Mixed. Many people accompany us very much and put a lot of heart into it, while others find us “funny, disgusting, selfish”. We realize here that it is still important that we and many others are out there and we should not hide. Are we not entitled to have children because we are lesbians?

What difficulties do same-sex couples have when trying to have children?

Here we can only report from the lesbian point of view and there it is initially the case that only the biological mother is noted as the mother in the child’s birth certificate. In our case, Ina is my wife, but after the birth of our child, she will only be able to legally call it hers through stepchild adoption. In heterosexual couples, the married partner is always recognized as the father, even if he is not the biological father of the child. This process takes time and money, and presents challenges and fears for lesbian couples. The stepchild adoption, for example, also involves a visit from the youth welfare office at home and the submission of a certificate of good conduct.

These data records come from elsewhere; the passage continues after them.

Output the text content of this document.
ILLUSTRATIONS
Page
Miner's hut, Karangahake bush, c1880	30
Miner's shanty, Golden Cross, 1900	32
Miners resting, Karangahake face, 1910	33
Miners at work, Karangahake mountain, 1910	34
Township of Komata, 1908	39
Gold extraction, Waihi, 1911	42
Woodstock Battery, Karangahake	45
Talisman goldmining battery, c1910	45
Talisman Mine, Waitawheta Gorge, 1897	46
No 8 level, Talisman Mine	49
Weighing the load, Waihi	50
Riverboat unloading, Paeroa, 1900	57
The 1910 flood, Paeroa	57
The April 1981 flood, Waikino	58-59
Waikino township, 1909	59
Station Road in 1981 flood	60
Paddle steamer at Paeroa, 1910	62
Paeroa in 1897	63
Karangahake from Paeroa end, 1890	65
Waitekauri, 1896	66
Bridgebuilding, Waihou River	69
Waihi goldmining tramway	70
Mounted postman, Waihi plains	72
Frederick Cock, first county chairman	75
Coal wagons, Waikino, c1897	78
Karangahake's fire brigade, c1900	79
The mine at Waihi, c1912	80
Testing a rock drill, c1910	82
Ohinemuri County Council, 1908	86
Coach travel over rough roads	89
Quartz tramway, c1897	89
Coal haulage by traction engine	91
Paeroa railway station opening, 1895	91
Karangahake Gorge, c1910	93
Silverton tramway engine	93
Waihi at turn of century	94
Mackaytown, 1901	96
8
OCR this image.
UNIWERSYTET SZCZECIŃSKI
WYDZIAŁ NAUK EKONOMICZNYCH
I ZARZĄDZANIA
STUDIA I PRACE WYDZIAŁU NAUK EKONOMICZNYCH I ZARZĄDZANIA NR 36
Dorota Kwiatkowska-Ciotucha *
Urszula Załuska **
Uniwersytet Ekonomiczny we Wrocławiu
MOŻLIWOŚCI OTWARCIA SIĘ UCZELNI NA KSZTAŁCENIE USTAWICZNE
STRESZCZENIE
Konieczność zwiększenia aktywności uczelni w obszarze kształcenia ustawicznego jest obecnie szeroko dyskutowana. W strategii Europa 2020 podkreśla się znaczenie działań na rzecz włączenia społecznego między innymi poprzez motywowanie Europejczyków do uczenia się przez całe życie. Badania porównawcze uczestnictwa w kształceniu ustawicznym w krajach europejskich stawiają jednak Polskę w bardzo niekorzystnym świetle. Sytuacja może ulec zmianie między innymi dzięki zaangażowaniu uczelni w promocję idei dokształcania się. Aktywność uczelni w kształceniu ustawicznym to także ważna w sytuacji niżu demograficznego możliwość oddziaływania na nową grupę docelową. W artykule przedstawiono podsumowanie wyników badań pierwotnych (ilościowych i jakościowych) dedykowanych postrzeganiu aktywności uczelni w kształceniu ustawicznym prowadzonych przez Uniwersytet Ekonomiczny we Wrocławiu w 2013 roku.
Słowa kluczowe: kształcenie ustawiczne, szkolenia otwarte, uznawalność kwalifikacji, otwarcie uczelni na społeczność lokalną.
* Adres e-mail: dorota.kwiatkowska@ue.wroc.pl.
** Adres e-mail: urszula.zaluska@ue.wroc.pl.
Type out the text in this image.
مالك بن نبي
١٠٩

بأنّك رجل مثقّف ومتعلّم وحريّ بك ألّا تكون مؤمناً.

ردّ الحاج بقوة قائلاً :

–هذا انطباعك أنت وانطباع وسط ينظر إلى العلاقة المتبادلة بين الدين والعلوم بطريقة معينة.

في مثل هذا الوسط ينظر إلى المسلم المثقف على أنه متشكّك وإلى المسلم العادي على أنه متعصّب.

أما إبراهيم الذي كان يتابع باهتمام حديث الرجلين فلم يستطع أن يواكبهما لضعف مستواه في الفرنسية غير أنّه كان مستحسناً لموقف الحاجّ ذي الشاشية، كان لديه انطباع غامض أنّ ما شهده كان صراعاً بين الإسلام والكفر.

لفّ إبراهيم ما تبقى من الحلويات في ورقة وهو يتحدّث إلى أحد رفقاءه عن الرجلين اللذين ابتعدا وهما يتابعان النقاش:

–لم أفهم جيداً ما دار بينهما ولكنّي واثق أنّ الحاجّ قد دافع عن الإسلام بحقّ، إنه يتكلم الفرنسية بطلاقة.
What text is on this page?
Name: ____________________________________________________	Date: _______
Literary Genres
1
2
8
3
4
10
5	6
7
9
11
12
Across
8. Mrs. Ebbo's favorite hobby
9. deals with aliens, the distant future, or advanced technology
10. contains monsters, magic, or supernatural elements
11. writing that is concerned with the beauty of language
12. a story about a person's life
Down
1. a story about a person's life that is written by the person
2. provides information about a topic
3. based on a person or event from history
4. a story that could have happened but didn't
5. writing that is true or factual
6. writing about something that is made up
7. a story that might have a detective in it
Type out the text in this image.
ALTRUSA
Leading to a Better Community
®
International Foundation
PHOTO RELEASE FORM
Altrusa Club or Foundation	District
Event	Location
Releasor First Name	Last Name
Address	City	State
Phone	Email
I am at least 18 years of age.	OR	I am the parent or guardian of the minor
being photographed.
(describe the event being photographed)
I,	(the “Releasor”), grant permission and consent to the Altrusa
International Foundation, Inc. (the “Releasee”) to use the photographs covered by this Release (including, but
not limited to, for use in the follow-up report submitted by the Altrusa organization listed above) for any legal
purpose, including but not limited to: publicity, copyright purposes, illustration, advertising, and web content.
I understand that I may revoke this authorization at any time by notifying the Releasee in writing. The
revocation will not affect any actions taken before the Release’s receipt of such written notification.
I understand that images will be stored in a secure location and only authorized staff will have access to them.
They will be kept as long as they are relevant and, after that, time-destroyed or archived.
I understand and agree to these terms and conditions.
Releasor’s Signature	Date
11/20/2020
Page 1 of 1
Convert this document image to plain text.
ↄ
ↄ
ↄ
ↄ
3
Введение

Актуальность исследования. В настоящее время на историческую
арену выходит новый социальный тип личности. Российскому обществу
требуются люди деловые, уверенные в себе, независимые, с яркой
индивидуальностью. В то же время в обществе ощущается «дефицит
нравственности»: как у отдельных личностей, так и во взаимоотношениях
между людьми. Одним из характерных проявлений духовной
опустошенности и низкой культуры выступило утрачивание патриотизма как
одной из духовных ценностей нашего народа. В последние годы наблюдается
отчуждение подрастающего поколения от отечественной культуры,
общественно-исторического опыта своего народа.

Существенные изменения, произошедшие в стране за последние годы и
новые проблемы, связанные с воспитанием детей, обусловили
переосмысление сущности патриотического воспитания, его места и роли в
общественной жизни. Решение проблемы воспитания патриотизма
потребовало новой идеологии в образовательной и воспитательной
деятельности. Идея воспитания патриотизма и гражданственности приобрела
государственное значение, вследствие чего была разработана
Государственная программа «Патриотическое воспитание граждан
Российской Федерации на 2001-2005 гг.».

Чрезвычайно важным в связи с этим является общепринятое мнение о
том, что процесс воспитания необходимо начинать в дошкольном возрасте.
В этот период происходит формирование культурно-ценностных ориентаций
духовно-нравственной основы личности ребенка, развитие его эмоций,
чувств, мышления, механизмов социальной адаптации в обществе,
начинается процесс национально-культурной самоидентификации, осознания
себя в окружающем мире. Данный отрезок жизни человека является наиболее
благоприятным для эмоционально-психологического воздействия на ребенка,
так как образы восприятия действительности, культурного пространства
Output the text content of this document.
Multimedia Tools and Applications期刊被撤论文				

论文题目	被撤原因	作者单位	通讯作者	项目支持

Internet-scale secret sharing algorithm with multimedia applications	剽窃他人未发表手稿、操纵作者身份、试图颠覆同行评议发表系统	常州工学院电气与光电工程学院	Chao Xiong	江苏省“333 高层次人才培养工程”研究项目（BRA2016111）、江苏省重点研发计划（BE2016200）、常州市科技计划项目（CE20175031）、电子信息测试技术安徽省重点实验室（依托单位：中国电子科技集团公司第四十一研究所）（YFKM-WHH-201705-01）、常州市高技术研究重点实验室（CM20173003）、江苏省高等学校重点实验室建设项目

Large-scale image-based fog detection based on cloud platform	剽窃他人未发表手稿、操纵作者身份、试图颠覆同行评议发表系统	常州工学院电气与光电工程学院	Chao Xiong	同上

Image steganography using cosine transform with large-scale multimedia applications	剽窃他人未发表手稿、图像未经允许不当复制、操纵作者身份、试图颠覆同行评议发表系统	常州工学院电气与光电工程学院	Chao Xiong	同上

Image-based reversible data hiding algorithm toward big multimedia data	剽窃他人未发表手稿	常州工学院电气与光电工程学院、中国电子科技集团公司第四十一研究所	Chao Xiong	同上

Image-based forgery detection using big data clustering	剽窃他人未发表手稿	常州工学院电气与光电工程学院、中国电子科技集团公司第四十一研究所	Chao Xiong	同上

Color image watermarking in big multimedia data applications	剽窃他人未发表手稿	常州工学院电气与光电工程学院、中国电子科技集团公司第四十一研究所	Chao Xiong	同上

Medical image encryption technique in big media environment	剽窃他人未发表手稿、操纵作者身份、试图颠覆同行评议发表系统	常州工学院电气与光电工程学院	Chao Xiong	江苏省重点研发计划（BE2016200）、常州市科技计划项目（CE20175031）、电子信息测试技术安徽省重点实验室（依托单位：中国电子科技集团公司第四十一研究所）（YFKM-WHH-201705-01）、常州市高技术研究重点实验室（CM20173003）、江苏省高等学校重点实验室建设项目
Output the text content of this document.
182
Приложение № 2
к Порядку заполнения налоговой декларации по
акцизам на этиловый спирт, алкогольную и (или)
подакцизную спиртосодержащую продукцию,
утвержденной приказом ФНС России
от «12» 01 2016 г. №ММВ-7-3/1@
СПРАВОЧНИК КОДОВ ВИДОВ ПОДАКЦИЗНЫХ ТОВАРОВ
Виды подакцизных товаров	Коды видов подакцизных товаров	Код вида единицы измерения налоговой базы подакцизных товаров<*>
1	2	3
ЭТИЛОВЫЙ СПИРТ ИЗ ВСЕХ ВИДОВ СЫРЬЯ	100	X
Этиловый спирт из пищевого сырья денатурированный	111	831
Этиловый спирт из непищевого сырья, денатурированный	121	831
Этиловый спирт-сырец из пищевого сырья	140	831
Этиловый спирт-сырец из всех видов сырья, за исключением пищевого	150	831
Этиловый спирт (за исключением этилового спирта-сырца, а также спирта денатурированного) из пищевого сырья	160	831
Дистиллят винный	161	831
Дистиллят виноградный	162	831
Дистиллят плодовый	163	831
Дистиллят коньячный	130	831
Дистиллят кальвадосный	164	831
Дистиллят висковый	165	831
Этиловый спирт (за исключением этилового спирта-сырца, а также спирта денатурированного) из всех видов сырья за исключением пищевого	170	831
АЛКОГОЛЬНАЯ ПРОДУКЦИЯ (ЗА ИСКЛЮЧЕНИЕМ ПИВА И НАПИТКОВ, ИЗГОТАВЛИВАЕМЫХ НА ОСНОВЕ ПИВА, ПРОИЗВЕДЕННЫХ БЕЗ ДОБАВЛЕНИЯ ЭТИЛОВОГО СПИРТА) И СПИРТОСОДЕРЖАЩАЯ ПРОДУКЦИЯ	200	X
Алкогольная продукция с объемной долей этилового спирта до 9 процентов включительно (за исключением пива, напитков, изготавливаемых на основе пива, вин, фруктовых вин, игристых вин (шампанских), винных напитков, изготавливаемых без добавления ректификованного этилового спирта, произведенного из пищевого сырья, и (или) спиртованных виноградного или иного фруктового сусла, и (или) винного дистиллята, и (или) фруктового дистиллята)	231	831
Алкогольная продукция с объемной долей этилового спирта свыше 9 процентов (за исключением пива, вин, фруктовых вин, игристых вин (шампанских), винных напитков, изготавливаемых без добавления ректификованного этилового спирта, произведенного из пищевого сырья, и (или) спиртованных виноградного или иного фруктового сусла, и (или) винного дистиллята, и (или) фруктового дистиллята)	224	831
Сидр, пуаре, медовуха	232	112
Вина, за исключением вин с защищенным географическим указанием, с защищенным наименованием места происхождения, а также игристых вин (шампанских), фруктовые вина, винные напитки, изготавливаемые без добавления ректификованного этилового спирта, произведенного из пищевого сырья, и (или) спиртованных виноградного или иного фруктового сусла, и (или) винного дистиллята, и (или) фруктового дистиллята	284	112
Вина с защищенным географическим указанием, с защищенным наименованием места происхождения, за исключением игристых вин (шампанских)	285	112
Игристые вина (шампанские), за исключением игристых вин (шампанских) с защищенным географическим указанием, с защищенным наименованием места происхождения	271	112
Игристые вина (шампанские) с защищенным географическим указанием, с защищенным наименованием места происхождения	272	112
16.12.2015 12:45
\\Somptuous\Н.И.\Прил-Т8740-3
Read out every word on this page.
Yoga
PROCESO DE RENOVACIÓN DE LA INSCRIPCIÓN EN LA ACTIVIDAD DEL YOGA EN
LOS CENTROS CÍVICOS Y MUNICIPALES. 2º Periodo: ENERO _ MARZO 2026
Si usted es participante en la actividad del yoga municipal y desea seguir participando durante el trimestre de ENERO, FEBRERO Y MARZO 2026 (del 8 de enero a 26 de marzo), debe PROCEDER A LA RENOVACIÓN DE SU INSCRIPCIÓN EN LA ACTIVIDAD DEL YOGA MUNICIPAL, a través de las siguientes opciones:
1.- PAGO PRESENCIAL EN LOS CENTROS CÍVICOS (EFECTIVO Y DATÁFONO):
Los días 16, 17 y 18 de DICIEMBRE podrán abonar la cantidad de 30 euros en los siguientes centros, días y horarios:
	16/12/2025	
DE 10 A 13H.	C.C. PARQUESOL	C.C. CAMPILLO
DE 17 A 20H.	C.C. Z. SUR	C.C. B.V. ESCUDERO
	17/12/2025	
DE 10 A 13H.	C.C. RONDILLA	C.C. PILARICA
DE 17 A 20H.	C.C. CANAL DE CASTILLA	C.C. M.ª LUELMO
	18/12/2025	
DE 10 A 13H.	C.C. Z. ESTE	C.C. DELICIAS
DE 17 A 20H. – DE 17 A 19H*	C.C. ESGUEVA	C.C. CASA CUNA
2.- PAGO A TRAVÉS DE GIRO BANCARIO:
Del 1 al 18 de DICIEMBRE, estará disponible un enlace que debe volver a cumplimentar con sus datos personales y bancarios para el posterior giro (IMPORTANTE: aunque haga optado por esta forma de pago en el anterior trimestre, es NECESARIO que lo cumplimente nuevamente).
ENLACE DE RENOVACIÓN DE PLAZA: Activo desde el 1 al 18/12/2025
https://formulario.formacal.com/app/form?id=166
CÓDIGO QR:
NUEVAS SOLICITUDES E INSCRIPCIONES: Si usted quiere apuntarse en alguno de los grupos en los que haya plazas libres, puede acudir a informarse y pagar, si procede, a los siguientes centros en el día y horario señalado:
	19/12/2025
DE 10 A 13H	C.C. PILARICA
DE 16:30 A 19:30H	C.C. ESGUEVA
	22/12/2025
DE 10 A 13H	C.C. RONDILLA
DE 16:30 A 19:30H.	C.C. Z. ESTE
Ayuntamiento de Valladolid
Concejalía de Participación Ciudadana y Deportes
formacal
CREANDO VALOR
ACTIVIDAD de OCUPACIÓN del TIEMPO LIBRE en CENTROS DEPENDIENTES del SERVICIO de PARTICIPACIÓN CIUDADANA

What do you think should change?

A rethink needs to take place here. Therefore, we have launched a petition to bring about a rethinking in a timely manner. We think that everyone should have the same rights.

Among other things, you use your reach to support the LGBTIQA+ community. What is particularly important to you?

No one should be afraid to hide themselves. Not because of his sexuality, not because of the fear of being different. We want to encourage people. We didn’t have an account like that when we were younger and if we’re honest with ourselves, we could have known much earlier that we were lesbians, but we just didn’t dare to stand up for ourselves. We want to spare others that. So if you’re reading this, do what makes you happy and not others.

This article previously appeared on Gala.de.